IndieLisboa 2017: Ordinary People


★★★☆☆

Homeless people go unseen everyday, with passersby ignoring their existence, and in turn, the harsh realities of social exclusion. In the Philippine capital of Manila, urban poverty is rising almost as rapidly as the luxury condominiums that litter the city’s skyline. A direct result of the city’s expeditious urban expansion, the government has come under scrutiny for the practice of removing its homeless population during major international events. In 2012 the government even erected a temporary wall on the main road linking the city and its airport to hide its slums.

These attempts to remove the lives of the poor from the global image of Manila is at the heart of Eduardo Roy, Jr’s Pamilya Ordinaryo, a heartrendingly immersive tale of life in the subaltern spaces of this sprawling metropolis. Roy’s film opens with CCTV footage of a random street whose busy sidewalks houses an abundance of destitute families. There’s no sound, and it takes a while to acclimatise to the chaos of the image, with cars speeding up and down the highway while people jostling to get where they’re going. The silence is eerie, while the artlessness of this static shot is unsettling, forcing the viewer to anticipate what is about to happen, and in turn, acknowledge the reality of Manila’s sprawling homeless populace.

Seemingly out of nowhere, a child is struck by a car. The physical distance imposed by the surveillance camera leaves the audience feeling helpless, but when Roy cuts to a shaky hand-held camera positioned at the scene of the accident the roar of the traffic and ensuing screams for help are paralysingly disorientating. This intelligent use of surveillance cameras reappears at various crucial moments in the film, each time alluding to the ineffectual governmental institutions that turn a blind eye to the city’s poor. From here the film follows the story of two street kids, sixteen year-old Jane (Hasmine Killip) and her seventeen year-old ‘husband’ Aries (Ronwaldo Martin). They have a one month old baby called Arjan (an amalgamation of their two names) and the three of them live on the side of one of Manila’s busiest highways; sleeping on folded out cardboard boxes and surviving on the money Aries makes pick-pocketing.
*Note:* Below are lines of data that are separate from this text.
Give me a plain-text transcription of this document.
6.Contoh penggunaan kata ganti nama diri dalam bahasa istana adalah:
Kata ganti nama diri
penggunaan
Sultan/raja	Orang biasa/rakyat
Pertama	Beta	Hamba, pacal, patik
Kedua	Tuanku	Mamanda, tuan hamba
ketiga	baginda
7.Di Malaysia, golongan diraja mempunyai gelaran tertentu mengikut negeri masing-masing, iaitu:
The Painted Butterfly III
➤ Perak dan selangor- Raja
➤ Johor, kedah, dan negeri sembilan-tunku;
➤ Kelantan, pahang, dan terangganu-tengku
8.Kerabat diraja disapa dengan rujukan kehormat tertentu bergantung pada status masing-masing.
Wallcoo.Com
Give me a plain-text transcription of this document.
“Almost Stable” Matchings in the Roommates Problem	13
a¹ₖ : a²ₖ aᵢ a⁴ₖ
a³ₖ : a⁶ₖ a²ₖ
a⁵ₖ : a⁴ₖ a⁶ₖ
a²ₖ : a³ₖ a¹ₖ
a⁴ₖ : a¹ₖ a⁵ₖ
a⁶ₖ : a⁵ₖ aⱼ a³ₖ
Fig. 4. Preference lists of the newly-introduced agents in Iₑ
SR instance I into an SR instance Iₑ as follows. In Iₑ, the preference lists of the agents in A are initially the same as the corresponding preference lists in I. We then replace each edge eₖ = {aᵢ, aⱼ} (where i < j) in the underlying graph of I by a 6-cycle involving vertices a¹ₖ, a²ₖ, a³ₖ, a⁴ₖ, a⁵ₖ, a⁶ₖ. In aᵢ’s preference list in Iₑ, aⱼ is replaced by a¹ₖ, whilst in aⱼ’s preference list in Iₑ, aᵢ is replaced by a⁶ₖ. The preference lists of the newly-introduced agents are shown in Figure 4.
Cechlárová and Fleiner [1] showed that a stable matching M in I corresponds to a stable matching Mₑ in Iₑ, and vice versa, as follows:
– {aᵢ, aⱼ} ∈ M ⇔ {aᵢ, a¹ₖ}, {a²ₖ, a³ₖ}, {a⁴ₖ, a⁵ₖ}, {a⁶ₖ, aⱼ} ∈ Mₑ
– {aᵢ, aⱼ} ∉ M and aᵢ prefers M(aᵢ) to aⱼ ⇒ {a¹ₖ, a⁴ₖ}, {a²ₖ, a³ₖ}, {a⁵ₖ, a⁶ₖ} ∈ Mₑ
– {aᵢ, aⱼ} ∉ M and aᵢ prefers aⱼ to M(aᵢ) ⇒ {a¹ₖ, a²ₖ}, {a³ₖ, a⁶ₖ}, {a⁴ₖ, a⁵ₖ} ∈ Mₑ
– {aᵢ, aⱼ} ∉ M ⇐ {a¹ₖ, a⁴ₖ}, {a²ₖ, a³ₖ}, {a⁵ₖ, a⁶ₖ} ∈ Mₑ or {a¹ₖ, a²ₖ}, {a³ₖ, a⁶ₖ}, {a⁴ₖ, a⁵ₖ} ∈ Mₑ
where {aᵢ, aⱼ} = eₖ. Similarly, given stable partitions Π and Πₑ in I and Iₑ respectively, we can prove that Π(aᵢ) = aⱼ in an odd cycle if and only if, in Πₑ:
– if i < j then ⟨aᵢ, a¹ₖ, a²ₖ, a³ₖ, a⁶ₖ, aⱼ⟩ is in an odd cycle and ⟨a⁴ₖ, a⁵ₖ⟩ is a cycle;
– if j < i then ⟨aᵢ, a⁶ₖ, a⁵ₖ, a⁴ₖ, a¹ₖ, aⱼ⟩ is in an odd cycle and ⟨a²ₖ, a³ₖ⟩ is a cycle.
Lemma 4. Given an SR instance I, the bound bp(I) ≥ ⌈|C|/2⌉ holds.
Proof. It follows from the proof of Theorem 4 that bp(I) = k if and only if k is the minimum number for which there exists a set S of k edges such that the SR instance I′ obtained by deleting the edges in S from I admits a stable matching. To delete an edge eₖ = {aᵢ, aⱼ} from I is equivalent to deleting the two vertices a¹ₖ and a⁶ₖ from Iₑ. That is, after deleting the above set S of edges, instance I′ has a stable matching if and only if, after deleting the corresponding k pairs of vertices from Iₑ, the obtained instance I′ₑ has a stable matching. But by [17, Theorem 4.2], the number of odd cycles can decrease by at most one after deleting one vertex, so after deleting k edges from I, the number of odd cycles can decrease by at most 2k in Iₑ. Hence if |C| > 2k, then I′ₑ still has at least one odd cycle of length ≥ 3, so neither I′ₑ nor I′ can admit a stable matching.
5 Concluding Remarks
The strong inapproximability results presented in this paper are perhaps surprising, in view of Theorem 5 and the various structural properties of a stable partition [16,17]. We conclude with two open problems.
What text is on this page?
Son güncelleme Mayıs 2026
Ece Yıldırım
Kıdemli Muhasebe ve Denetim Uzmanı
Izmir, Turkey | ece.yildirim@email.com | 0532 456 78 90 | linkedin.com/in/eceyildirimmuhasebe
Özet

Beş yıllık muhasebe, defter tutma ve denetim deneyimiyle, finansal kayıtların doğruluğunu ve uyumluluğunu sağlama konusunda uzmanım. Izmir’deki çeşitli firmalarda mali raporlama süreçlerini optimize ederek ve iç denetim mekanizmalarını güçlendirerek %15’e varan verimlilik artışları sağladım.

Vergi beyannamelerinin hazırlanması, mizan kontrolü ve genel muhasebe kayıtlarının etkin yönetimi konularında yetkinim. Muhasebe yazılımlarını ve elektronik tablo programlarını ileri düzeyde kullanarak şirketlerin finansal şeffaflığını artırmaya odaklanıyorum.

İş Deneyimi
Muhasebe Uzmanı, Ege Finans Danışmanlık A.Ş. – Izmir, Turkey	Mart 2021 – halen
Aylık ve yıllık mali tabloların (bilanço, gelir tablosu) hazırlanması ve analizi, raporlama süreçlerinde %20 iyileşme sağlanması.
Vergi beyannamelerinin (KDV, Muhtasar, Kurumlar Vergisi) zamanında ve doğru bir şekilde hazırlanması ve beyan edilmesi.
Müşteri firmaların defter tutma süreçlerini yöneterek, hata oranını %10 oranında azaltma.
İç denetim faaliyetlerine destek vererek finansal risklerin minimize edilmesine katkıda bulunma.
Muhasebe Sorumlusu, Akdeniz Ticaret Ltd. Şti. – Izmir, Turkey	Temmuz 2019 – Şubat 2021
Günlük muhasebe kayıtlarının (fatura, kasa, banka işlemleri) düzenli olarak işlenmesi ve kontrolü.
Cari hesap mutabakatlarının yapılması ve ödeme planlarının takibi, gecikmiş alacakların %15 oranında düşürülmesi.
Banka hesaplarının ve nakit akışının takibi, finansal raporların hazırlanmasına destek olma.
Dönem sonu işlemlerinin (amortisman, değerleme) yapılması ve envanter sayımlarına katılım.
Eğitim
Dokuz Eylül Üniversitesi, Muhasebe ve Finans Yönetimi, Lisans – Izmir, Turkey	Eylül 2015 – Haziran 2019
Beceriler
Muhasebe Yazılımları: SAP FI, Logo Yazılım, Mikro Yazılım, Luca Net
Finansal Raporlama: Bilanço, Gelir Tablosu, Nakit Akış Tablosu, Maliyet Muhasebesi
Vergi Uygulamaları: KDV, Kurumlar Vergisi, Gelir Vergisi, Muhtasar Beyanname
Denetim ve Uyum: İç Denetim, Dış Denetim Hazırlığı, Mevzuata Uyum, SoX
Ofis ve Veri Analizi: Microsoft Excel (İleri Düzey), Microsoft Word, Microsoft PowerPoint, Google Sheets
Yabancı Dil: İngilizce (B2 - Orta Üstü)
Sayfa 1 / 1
Their relationship with this space is a complex one. The city’s riches draw them in, but at the same time they’re refused access to its benefits. Roy’s use of sound design conveys the splintered psychology of their existence by amplifying the cacophony of life on the streets, with the constant clamour of traffic imbuing the film with an oppressive atmosphere. One day, things take turn for the worse when Arjen is stolen by a transgender con-artist and the film transforms into a obsessive and fruitless journey through the bustling streets of Manila in search of Jane and Aries’ missing baby. In a city that feeds on naivety, there’s a disconcerting sense that the pair will do anything to get their baby back, and for every Samaritan they meet, there’s a vulture waiting to exploit their vulnerability.

Roy’s immersive depiction of homelessness consciously attempts to avoid condescension, submerging the viewer into the lives of Jane and Aries and interacting with their surroundings in an attempt to present a truer representation of life on the margins of society. There’s an urgency to the way the camera glides over their faces, searching out every flicker of unease and tortured hope, with Roy’s suffocating reliance on mid-close up shots also blocking out the surrounding cityscape and the benefits of urban expansion Jane and Aries are denied. This isn’t to say Pamilya Ordinaryo doesn’t fall prey to the cliches of arthouse dramatisations of impoverished lives, relying as it does on tragedy to emphasis its point.

Unlike the inherently tragic characters at the centre of these representations of homelessness, Roy is neither blinded by love for his character, nor abusive toward them, refusing to canonise or fetishise their vagabond lives by showing them cursing, stealing, sniffing glue, as well as highlighting the tenderness and camaraderie they encounter. The result is a distinctive and uncompromisingly agonising study of the complexities of Manila’s displaced and marginalised, and although Pamilya Ordinaryo might not be perfect, it manages what many films about urban poverty often fail to do: giving a voice to the disinherited by making the invisible visible.